The case of City of Denison v. Foster (Tex. Civ. App.) 28 S. W. 1052, goes farther and does not require any notice that the plaintiff intended to charge for his services, but it was only necessary that the services were performed and accepted. The decision is cited with approval in the Sluder Case, and we think, as held by that case, appellee would probably be estopped from denying its liability. Whether we accept that proposition' or not, we hold that there were circumstances and facts which brought to the directors the knowledge that appellant expected remuneration for the services. In view of a reversal, we do not deem it proper to discuss all those facts, but we think the letter written to Mr. Wyche is conclusive, although at that time the corporation had not been organized, and he was only the president of the Eagle Pass Chamber of Commerce, but afterwards became a director of the corporation and its secretary. There is no doubt that the board of directors had knowledge of the contents of appellant’s letter and knew that he would expect compensation for his services. The letter was written to correct a wrong impression created by his son, at that time county judge of Maverick county, as to what his father expected for his services.

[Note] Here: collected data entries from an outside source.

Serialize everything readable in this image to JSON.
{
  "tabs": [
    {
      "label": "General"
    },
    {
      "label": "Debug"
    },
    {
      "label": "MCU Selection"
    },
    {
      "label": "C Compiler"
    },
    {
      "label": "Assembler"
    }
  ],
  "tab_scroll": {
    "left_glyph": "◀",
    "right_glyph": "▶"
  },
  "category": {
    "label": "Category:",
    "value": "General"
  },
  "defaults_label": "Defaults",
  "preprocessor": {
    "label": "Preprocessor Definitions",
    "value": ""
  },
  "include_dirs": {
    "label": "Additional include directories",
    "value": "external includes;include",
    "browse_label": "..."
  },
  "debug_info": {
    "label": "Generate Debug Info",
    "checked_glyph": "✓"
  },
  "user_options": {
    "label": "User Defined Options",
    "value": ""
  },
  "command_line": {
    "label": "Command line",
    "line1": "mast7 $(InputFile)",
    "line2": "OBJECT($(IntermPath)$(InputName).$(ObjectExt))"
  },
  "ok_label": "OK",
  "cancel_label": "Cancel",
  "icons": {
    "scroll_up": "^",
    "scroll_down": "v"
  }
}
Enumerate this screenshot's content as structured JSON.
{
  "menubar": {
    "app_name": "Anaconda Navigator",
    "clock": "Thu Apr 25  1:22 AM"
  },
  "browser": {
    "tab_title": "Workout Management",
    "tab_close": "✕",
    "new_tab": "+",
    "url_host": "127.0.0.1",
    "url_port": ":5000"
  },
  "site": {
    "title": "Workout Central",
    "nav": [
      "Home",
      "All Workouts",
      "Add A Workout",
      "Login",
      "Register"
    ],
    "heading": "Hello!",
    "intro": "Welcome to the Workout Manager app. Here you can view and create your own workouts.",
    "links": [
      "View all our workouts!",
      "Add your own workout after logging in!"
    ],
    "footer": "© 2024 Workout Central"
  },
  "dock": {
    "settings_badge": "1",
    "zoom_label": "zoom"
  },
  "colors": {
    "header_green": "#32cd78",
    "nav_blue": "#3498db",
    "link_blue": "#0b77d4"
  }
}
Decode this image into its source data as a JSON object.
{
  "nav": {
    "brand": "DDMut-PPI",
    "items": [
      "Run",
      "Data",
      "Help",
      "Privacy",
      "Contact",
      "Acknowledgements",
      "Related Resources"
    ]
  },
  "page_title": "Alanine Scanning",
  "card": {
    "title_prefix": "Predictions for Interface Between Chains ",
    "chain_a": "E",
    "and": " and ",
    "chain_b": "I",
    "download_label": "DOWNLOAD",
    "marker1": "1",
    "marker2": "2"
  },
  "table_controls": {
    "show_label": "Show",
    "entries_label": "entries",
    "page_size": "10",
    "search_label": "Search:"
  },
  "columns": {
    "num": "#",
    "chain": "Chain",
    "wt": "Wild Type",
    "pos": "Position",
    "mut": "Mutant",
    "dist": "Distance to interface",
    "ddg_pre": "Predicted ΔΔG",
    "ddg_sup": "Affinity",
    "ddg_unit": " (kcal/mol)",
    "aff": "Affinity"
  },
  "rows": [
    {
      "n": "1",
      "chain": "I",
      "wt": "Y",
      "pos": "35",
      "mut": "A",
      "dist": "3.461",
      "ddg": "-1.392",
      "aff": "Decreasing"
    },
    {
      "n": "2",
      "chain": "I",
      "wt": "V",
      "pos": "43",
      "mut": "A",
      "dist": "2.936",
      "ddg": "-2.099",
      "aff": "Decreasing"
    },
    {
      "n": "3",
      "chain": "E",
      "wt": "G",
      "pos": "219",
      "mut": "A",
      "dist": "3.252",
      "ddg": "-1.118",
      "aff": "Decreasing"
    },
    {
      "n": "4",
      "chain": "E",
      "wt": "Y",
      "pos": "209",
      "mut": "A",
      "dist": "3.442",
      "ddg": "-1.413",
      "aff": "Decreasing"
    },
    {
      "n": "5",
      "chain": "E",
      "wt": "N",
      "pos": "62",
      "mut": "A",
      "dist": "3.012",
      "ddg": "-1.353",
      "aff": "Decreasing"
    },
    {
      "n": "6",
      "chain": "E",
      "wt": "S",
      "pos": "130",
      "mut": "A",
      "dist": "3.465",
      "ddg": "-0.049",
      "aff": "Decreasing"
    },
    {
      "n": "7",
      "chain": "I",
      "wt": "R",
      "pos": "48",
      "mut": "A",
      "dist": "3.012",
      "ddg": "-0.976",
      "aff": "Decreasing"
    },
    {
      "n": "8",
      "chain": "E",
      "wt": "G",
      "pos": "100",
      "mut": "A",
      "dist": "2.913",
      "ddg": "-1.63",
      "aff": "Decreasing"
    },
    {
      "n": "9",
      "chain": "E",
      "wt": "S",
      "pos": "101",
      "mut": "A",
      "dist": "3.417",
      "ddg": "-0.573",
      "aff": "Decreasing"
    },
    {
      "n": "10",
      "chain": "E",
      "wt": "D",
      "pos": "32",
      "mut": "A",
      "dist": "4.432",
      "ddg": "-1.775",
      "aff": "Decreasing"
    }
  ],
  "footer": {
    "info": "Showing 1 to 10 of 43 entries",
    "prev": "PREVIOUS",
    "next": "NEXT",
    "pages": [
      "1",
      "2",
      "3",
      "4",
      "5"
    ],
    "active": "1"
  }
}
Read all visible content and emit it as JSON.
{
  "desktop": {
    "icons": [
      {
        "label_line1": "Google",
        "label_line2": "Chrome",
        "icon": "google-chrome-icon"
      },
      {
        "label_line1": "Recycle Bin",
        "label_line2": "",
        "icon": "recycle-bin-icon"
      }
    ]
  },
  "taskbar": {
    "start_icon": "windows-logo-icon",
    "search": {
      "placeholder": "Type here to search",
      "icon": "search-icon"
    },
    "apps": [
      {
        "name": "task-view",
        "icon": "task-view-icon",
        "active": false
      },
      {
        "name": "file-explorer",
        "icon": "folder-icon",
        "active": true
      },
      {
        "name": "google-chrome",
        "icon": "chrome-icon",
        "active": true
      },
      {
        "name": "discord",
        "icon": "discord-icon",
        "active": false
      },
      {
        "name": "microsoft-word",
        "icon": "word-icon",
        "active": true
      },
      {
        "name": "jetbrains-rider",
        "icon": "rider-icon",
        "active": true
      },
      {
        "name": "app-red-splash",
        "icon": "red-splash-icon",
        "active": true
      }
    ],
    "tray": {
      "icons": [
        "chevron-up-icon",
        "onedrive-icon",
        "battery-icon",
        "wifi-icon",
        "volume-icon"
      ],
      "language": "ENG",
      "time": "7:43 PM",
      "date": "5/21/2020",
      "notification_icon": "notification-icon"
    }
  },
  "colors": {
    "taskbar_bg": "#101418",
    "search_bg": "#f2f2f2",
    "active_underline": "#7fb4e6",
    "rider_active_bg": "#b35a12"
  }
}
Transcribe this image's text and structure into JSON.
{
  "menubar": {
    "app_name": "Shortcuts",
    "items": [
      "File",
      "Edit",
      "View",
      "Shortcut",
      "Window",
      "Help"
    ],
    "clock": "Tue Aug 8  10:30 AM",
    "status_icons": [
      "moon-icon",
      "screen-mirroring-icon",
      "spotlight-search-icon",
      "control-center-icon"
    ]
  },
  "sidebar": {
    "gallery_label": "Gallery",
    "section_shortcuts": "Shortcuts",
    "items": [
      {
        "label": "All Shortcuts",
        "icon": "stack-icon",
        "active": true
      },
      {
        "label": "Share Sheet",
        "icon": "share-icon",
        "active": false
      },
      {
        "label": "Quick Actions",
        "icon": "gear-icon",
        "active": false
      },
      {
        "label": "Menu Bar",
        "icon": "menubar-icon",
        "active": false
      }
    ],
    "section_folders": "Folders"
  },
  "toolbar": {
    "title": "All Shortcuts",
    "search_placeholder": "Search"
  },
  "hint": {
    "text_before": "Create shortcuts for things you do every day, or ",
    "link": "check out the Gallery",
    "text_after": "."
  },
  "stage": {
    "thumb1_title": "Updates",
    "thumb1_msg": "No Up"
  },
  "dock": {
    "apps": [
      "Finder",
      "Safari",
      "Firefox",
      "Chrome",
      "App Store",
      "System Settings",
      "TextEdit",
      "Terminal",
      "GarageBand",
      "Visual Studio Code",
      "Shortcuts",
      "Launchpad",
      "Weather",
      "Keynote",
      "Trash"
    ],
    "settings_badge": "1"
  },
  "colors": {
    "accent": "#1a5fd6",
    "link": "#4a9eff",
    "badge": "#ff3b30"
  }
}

We have considered this case on the assumption that appellant’s testimony was true, which is. required of us when considering an instructed verdict. That testimony should have been considered by the jury chosen for that purpose, and not arbitrarily taken away from the jury and the issues decided by the trial judge. To him the evidence may have been deemed worthless, if not untrue, and constituted no basis for the verdict of the jury. In this we are of opinion he erred, and that appellant should have the jury trial demanded by him and guaranteed to him by the organic law.

The judgment is reversed, and the cause remanded.